“If you like the way the library is run, that’s the way we’ll run City Hall.”
The words are those of Gerald Carbone as he spoke to a gathering of about 20 neighbors and friends at his Warwick Neck home on June 30. Carbone chaired the Warwick Library Board of Trustees, a position he has stepped down from now that he is a Democratic candidate for mayor of Warwick.
Carbone says the library is “ahead of the curve” when it comes to technology and serving the public. He points to the library’s Idea Studio with its access to 3-D printers, the streaming of audio and video and goggles that provide users the ability to virtually visit places.
He can’t say the city has kept pace with change. While he feels the city has a good comprehensive plan, he believes it hasn’t updated its “post-war” zoning or land use or is it “smart” when it comes to the use of energy. If elected, he aims to promote village development and neighborhoods where children can play safely and elderly can age in their community.
“We’re behind; I think that’s obvious,” he said in an interview.
Similarly, he feels the Warwick Democratic Party is stuck in a good old boy way of operating. That’s one of the reasons he’s running.
This is not Carbone’s first consideration of running for public office. He took out declaration papers when the late District 30 Senator William Walaska talked of running for state treasurer, but then didn’t follow through with filing when Walaska chose to seek another term.
In 2016 Jeanine Calkin challenged Walaska and beat him in a primary. Carbone told his backyard gathering that city Democrats approached him as a candidate to run against Calkin. He was appalled. He saw the request as an effort to displace a woman.
“Jeanine Calkin is my inspiration and motivation for running,” Carbone said.
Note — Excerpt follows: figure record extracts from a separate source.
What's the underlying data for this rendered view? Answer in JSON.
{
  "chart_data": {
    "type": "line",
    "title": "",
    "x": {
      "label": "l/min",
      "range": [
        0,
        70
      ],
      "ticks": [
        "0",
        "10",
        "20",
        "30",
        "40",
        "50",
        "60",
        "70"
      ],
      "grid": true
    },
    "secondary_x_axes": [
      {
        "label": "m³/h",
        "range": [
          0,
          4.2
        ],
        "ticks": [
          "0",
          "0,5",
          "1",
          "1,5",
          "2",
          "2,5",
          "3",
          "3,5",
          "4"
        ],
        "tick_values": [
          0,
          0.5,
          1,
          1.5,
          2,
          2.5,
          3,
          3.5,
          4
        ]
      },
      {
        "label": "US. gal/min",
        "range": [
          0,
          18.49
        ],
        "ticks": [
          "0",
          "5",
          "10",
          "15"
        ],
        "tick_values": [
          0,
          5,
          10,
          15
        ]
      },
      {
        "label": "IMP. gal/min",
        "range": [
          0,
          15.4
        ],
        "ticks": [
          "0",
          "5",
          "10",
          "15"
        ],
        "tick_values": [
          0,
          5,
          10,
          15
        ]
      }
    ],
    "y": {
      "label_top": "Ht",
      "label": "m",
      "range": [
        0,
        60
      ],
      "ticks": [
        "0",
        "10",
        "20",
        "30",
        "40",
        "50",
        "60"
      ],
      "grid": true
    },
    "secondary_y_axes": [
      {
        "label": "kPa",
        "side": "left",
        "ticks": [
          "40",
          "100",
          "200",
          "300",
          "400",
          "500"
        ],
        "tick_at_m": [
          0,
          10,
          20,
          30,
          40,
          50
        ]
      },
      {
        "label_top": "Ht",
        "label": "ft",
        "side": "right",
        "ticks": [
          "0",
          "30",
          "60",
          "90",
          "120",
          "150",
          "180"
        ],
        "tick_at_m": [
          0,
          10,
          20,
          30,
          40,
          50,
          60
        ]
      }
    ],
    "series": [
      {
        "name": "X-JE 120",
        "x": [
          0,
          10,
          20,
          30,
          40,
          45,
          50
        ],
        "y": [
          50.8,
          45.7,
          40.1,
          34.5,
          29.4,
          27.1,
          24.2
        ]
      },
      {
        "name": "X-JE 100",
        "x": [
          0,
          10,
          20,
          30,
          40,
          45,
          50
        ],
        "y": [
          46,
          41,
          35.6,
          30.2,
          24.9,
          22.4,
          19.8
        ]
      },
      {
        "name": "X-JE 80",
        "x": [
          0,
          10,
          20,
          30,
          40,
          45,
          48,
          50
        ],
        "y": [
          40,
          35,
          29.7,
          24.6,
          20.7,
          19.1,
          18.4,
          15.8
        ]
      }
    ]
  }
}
Calkin was one of those listening from the shade of Carbone’s backyard looking out on an extensive vegetable garden. Carbone and his wife Mary and their two dogs moved to the Neck from Pawtuxet because of the extensive yard and the space it provided them for gardening.
Asked if he is a Progressive Democrat Carbone says he shuns labels. He calls himself “a true Democrat” in his campaign literature and takes issue with the all-Democrat City Council, then led by currently acting Mayor Joseph Solomon, that failed to adopt resolutions opposing offshore drilling and lay people from carrying guns into schools.
“Responsible tax policy, no drilling off our coast, no guns in our schools and a sustainable energy policy are basic Democratic principles. Sometimes I really feel as if I am the only true Democrat in the primary race,” reads the card he will be handing out as he meets voters who have a history of voting in Democratic primaries.
Carbone said he inquired why the council postponed action on the resolutions that had been introduced at the request of former Mayor Scott Avedisian and was told council efforts were being focused on the budget.
Carbone also takes issue with the council over schools. He is disheartened by council efforts to control the school department and objects to the council action to cut into the school request for additional funding while adding another $4 million to road repaving.
“For me, if it was a choice between schools and asphalt, I would choose schools,” he said.
Should he be elected, Carbone said he would be happy to work with schools, but he doesn’t see himself telling them how to spend their budget.
“If I wanted to tell schools how to run schools I would have run for the School Committee,” he said.
Carbone, who worked for 25 years as a journalist and covered Warwick as a reporter for the Providence Journal, understands how local government works. Also, at the Journal he served as a member of the Newspaper Guild’s contract negotiating team and considers mutual respect between parties as critical to reaching a fair contract. He feels he can be effective in pulling the parties together on the municipal level.
The author of three books on American history, Carbone paraphrases George Washington to illustrate what he believes is an effective means of governing.
“Study merit and reward the deserving,” Carbone says.
As to how he would apply such advice, Carbone said, “Listen to your staff and they will let you know who the leaders are.”
Carbone holds a master’s degree from Brown and was a John S. Knight Journalism Fellow at Stanford University. He’s mapped out his campaign, having hired a campaign manager and set aside July and August to meet in person as many Warwick Democrats who voted in the 2016 presidential primary as possible. He also plans to send what has become known as a “Mother Teresa” letter to Democrats telling them why he’s running and the good things he aims to do.
One thing he doesn’t plan on doing is spending the kind of money Solomon appears ready to commit to the campaign, with a personal loan of $100,000. Carbone expects to spend a tenth of that.
“It’s wasteful spending that kind of money tooting one’s own horn. I can’t understand why he [Solomon] would spend six figures on this race. It’s overkill and wasteful,” he said.